L’année 2022 étant ce qu’elle est, il faudra s’attendre, en 2023, en matière d’IS, à des résultats beaucoup plus faibles. Et même avant, car pour le dernier acompte d’IS, en 2022, les entreprises ont parfaitement le droit de demander la dispense du 4e acompte, en justifiant l’évolution défavorable de leur chiffre d’affaires. Il faut le dire, notre pays fait face, jusqu’à maintenant, à un déficit budgétaire «gérable», grâce notamment à la bonne récolte fiscale provenant de l’IS et des recettes de TVA sur les importations.
Ceci étant, le surplus fiscal exceptionnel devrait permettre de réduire le niveau compromettant de la charge de compensation qui, au mois de juillet, a déjà atteint une hausse spectaculaire. Cette amélioration notable des recettes fiscales provient essentiellement des secteurs phosphatier, cimentier et financier (banques et assurances). Il s’agit aussi de l’augmentation de l’impôt sur le revenu (IR) grâce, notamment, aux recettes émanant de l’IR sur salaires…
Qu’avez-vous à dire sur la hausse des recettes fiscales provenant de la Douane ?
Pour ce qui est de la hausse des recettes fiscales provenant de la Douane, c’est-à-dire des importations, elle corrobore véritablement la situation de dépendance externe de l’économie marocaine, et le caractère structurel des déficits de la balance commerciale et de la balance des paiements. La crue des recettes douanières s’explique aussi par l’augmentation de certains tarifs douaniers opérés par les dernières lois de Finances.
Pour la TVA à l’importation, l’explication principale réside dans l’augmentation des prix des produits et articles importés, parmi lesquels figurent, au premier rang, les produits alimentaires et les produits pétroliers.
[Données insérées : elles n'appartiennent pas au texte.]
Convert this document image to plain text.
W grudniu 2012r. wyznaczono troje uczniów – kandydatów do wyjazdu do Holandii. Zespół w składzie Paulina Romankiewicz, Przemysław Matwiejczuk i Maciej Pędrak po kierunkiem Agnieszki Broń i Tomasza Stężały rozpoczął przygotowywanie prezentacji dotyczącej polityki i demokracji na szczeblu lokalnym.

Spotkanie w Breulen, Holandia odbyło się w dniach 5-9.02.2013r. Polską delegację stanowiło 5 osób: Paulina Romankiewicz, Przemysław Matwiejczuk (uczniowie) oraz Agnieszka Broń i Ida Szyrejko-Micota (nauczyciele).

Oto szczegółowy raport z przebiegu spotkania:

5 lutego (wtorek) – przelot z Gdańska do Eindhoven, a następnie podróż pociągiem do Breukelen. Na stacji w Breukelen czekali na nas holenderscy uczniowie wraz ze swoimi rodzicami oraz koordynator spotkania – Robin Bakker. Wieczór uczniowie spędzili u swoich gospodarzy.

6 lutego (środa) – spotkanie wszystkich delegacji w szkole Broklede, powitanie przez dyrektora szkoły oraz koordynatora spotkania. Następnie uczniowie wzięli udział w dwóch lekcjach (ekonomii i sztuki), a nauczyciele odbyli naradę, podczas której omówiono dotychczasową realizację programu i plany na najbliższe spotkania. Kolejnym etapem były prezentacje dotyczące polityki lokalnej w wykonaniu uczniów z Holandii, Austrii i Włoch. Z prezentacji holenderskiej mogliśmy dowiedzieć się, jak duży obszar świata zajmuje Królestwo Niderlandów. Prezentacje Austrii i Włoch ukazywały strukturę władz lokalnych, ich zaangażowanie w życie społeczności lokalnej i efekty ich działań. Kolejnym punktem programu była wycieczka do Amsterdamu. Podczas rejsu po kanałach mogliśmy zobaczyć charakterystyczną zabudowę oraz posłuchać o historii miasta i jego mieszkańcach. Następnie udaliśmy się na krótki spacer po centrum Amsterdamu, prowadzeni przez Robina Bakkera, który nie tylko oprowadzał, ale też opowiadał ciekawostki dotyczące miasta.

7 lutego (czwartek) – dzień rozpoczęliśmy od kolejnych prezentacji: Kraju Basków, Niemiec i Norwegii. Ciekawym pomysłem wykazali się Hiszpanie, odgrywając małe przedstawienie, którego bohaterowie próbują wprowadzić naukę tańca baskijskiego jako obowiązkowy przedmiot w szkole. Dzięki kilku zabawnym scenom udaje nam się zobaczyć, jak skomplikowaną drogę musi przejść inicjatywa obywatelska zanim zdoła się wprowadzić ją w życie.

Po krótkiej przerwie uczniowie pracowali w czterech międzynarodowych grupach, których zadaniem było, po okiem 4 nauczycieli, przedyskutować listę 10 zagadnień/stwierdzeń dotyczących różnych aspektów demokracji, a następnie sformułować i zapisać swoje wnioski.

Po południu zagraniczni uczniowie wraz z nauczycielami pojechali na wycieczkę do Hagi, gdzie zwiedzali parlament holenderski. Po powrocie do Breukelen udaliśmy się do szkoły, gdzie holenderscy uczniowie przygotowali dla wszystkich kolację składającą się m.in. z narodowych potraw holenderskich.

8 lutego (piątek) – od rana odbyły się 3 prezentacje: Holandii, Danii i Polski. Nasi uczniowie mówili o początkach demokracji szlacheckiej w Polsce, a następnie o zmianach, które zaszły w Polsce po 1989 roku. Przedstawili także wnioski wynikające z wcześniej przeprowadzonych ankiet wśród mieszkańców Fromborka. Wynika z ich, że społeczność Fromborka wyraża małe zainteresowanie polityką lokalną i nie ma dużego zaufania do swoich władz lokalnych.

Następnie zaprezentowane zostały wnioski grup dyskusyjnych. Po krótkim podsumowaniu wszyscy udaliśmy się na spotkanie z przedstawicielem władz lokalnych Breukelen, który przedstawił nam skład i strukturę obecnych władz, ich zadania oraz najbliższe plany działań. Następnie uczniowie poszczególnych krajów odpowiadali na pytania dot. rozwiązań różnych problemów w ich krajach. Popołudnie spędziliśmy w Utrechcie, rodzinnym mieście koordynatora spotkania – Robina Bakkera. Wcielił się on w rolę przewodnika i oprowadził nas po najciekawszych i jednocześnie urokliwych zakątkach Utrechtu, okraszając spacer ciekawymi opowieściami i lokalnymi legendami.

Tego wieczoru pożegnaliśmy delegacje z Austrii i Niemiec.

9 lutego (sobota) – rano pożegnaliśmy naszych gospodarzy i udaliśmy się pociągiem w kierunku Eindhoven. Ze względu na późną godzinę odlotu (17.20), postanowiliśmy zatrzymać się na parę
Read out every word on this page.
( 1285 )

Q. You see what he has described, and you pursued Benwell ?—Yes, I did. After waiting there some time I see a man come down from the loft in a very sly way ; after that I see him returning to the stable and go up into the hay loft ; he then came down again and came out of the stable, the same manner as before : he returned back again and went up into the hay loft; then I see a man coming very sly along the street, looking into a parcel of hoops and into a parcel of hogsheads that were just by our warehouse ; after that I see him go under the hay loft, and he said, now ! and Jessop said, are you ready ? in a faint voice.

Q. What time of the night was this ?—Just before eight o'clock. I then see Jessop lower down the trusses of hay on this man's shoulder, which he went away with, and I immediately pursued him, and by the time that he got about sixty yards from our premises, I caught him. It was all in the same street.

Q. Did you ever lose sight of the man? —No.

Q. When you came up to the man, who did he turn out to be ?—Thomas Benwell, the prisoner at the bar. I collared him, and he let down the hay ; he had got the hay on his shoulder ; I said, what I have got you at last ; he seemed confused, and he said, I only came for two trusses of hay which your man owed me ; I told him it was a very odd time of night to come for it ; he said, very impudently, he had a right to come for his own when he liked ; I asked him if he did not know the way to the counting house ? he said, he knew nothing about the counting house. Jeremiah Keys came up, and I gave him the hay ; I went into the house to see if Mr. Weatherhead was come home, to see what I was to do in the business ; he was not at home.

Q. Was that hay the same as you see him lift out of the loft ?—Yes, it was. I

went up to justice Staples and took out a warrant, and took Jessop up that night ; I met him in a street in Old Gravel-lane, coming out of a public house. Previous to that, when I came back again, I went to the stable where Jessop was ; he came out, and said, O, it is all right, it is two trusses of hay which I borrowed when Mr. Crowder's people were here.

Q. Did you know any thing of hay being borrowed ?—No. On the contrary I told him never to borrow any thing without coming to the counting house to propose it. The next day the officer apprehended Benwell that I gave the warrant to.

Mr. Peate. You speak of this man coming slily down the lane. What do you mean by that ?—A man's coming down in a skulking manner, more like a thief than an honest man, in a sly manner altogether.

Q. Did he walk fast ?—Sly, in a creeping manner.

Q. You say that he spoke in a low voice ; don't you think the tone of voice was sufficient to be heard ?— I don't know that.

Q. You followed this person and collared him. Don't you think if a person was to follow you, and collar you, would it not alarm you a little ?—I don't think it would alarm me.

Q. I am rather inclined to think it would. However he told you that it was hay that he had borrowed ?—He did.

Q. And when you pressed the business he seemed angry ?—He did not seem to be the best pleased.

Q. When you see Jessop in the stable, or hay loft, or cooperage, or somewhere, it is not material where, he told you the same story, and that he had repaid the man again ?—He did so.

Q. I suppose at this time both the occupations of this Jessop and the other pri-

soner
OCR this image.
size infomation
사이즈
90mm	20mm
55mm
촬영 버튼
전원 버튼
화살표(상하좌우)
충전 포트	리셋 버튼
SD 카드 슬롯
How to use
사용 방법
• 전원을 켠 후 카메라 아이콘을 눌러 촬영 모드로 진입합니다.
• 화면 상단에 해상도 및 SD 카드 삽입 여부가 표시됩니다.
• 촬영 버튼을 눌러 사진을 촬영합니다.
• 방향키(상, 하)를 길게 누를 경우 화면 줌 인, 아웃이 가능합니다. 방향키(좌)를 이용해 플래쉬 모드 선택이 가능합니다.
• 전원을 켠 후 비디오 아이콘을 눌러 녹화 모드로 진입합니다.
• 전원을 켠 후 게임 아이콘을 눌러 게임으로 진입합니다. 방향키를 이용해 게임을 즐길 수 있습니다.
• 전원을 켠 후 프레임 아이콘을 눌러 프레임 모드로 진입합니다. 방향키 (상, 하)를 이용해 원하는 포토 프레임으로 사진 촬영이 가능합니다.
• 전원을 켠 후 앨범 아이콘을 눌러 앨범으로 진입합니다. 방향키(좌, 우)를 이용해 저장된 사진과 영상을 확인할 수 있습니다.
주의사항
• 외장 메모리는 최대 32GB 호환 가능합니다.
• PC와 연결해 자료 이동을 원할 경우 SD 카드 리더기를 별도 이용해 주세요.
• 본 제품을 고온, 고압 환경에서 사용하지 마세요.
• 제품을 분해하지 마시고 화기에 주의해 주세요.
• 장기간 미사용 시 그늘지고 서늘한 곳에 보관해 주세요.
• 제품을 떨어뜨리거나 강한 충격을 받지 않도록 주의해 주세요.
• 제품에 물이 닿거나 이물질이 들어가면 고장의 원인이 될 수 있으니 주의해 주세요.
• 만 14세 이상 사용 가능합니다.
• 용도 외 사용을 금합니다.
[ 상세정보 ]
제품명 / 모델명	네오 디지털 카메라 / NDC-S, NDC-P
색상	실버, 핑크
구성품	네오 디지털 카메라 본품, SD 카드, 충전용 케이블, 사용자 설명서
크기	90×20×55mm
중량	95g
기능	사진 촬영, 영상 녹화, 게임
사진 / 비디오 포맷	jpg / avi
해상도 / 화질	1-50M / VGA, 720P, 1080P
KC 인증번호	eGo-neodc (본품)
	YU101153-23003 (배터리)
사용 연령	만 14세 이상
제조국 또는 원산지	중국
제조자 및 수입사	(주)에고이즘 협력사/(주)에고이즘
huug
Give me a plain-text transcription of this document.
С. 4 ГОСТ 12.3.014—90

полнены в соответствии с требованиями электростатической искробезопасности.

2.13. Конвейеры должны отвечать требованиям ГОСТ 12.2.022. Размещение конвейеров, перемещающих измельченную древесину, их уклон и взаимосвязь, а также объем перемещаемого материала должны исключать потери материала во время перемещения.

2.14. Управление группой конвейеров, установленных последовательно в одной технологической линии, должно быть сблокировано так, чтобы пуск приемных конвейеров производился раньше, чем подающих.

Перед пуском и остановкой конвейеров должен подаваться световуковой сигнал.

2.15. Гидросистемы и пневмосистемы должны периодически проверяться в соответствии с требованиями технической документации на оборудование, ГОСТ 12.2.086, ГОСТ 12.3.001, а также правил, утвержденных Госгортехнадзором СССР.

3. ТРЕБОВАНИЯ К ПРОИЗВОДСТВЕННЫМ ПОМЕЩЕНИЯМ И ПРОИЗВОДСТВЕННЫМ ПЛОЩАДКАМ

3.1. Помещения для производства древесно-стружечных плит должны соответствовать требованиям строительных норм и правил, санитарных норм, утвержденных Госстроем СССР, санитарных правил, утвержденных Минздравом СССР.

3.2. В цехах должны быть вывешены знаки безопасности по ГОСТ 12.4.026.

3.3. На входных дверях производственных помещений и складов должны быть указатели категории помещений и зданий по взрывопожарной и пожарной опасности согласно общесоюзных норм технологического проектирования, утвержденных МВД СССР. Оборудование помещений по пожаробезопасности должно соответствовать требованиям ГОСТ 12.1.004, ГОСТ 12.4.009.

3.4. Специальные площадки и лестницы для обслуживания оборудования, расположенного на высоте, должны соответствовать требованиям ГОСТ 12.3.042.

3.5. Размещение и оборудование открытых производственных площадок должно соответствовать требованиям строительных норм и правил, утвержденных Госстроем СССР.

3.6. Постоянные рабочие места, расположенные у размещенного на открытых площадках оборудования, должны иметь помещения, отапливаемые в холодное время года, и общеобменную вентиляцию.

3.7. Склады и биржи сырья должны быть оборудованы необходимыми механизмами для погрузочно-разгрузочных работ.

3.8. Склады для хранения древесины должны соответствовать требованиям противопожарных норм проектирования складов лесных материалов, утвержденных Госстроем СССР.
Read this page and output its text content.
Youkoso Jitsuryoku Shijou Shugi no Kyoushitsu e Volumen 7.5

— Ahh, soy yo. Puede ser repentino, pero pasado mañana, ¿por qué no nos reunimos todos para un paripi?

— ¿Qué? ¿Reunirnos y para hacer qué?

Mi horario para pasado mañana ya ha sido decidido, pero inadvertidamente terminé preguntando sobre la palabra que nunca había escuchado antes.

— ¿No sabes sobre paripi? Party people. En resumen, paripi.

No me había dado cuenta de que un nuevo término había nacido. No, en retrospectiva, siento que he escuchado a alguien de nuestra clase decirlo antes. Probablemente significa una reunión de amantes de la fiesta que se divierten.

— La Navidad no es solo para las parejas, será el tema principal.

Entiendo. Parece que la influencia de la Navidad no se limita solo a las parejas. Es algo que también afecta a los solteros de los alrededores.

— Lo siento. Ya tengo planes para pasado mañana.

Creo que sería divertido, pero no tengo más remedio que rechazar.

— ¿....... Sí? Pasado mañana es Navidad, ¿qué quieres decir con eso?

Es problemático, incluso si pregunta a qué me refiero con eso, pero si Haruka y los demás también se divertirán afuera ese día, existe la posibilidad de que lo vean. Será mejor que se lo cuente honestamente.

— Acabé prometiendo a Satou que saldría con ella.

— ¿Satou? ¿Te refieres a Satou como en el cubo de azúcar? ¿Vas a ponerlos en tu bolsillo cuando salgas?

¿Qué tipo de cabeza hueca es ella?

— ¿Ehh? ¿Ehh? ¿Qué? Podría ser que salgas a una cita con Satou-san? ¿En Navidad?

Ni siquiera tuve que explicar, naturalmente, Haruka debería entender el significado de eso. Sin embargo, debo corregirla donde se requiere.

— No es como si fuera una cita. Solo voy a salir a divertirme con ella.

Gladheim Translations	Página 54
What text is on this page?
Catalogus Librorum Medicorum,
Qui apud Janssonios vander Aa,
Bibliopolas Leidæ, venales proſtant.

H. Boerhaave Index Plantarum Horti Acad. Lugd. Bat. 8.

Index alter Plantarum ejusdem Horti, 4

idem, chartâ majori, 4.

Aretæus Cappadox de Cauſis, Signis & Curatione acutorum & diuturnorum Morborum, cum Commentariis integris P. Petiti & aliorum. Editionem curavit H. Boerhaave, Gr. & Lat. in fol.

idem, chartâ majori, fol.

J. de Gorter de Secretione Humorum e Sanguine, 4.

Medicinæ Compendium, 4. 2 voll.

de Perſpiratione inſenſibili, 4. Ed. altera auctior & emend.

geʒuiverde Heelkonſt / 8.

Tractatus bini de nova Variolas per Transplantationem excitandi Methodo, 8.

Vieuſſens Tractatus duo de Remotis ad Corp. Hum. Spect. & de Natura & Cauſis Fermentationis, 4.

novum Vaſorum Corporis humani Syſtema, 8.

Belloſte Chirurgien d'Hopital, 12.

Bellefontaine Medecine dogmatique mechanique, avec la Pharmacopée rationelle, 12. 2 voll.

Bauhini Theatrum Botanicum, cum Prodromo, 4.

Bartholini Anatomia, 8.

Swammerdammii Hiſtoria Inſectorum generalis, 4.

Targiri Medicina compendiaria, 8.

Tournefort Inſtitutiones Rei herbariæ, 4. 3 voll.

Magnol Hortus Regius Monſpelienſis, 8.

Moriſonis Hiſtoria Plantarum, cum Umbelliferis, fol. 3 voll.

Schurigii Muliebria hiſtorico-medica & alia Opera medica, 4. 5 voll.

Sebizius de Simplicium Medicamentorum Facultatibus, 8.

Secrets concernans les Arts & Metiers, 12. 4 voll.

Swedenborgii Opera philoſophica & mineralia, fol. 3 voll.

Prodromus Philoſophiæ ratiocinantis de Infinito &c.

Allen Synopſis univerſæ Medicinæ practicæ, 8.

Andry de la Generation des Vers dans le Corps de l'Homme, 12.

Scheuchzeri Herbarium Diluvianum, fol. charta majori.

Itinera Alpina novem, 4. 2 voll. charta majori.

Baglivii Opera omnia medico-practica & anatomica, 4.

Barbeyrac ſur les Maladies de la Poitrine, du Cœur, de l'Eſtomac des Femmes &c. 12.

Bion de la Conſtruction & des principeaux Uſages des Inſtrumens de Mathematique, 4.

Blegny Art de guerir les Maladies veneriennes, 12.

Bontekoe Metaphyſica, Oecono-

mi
Il en va de même des droits de douane avec néanmoins une assiette plus réduite par rapport à celle de la TVA, eu égard à la multitude des accords de libre-échange (ALE) en vigueur.
Le Maroc a presque aboli son mur de protection tarifaire et ses portes sont désormais ouvertes aux quatre vents de l’international. L’autre indicateur important est la TVA à l’intérieur, qui constitue un baromètre de la consommation interne et donc de la demande sur le marché national. Celle-ci a connu une quasi-stagnation avec une légère hausse. Combinée au taux d’inflation supérieur et au faible taux de croissance annoncé pour 2022, il y a de quoi s’inquiéter sur tous les fronts.
En effet, l’inflation a touché une belle brochette de produits et matières : blé, soufre, charbon, huile végétale ou encore pétrole. La guerre en Ukraine a bien eu des conséquences préjudiciables sur l’économie nationale. Le panier marocain a été affecté mais aussi les entreprises et le budget de l’Etat. Si l’on exclut l’agriculture, le taux de croissance de l’économie nationale connaîtra une légère hausse. Mais ce taux est tiré vers le haut principalement par les activités de services ou tertiaires contribuant à +2,5 points à la croissance de la richesse globale. Et dans les services, deux branches viennent en tête : l’administration publique et le tourisme qui sort de son engourdissement complet suite à la crise pandémique.